Taking a look at the Florida codes, it sure seems that way, but as we've seen in very recent years, anything can be challenged in court.
Quoting from state Division of Elections rules, a party could only nominate a replacement if "death, resignation, withdrawal, or removal should cause a party to have a vacancy in nomination which leaves no candidate for an office from such party."
Naples resident and Michigan transplant Bob Golliher and I had a back and forth this past week via iPhone, and I wish it would have been tennis. But I'm not very good at that. Why is the net necessary?
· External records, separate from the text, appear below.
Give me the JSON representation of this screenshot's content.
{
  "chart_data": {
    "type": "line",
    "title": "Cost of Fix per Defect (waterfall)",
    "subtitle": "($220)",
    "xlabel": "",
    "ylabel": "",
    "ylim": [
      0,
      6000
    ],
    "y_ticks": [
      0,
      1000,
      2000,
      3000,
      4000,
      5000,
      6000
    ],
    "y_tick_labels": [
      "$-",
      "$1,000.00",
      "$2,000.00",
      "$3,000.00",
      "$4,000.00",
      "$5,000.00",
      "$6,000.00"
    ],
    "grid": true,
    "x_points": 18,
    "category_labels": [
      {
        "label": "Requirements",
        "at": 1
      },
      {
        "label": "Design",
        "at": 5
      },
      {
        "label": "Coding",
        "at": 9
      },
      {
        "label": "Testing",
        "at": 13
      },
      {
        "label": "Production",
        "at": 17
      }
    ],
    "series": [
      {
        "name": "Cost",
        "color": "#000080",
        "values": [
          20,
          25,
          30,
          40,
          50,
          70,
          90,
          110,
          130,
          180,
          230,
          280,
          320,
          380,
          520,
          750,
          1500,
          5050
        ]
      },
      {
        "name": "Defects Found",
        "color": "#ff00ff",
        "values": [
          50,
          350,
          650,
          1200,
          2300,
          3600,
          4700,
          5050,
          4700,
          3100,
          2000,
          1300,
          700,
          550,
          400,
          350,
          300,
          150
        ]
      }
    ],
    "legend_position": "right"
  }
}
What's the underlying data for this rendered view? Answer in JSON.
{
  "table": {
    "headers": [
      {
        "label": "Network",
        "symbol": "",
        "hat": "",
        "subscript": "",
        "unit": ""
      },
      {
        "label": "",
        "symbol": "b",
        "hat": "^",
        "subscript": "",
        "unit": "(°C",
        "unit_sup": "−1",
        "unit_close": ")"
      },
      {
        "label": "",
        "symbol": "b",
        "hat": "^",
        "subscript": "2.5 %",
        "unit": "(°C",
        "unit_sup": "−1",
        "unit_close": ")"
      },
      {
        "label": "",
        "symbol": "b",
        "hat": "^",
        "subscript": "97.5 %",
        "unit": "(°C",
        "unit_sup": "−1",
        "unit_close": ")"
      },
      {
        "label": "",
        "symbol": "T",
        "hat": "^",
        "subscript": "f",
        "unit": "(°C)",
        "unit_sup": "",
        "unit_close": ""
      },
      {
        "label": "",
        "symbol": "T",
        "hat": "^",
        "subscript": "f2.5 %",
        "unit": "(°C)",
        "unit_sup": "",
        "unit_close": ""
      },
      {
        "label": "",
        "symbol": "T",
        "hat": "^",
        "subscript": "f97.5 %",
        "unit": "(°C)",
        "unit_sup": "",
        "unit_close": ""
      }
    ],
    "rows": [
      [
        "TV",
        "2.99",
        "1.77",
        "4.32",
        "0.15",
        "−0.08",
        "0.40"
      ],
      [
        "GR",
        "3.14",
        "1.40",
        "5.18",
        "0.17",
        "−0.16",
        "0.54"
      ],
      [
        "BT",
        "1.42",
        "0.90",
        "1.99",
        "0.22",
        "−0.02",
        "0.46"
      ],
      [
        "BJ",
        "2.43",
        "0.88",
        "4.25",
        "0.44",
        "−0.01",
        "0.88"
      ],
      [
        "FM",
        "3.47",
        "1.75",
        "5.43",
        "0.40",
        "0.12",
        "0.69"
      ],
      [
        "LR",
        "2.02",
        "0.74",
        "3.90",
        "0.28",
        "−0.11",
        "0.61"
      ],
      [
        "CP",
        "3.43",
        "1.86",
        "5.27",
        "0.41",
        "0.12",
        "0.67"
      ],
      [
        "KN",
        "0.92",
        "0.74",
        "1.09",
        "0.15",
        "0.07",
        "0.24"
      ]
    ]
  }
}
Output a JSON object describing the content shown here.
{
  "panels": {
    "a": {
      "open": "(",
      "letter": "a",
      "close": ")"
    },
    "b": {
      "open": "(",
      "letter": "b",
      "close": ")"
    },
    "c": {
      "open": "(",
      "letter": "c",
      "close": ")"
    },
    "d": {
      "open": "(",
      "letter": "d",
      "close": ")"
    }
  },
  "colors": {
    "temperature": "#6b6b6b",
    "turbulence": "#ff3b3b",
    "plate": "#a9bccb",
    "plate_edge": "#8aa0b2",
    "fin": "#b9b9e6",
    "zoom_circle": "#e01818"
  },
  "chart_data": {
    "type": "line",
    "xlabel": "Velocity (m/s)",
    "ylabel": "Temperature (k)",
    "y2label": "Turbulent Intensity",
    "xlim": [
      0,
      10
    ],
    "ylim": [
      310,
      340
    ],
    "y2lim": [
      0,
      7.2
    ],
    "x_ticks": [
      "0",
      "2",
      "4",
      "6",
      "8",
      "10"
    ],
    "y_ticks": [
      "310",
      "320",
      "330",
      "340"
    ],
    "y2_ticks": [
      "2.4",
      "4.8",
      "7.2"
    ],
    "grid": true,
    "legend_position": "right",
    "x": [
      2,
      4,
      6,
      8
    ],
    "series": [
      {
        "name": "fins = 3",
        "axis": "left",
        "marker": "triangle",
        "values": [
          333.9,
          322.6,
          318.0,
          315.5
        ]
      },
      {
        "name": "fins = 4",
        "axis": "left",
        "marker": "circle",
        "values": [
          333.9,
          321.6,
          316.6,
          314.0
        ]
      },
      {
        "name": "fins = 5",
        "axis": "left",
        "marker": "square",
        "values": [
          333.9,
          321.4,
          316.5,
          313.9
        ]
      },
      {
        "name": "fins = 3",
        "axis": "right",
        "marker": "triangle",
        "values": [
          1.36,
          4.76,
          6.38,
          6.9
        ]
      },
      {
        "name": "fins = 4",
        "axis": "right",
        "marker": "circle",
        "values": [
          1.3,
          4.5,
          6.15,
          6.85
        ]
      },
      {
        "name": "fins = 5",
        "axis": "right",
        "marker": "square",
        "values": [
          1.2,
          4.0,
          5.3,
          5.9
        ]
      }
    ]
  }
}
A guy who cares about Democracy like me, Golliher is concerned about his 30-year-old signature at the elections office and whether his ballot could get "tossed" out of the voting game.
"I read your piece every week," Golliher said, not clarifying whether it's a home run or a strikeout in his book, just that he's subjected to all the digressions one way or another. "I filled out my voters registration info in 1991 when I moved here. I have changed the way I write my “G” in my last name. Will someone toss out my ballot because the signatures are different?"
"Master G. My mellow." Sorry for digressing, Bob G. Couldn't help but recall "Rapper's Delight", performed right here in Southwest Florida last year by the Sugarhill Gang.
Yes, while not needing to be an "exact" replica, signatures must "reasonably match" what's on record, according to the Collier elections office. Go to its site to begin the process of updating your John Hancock. If you search keywords "Collier voter signature," it should be at the top of your Google results.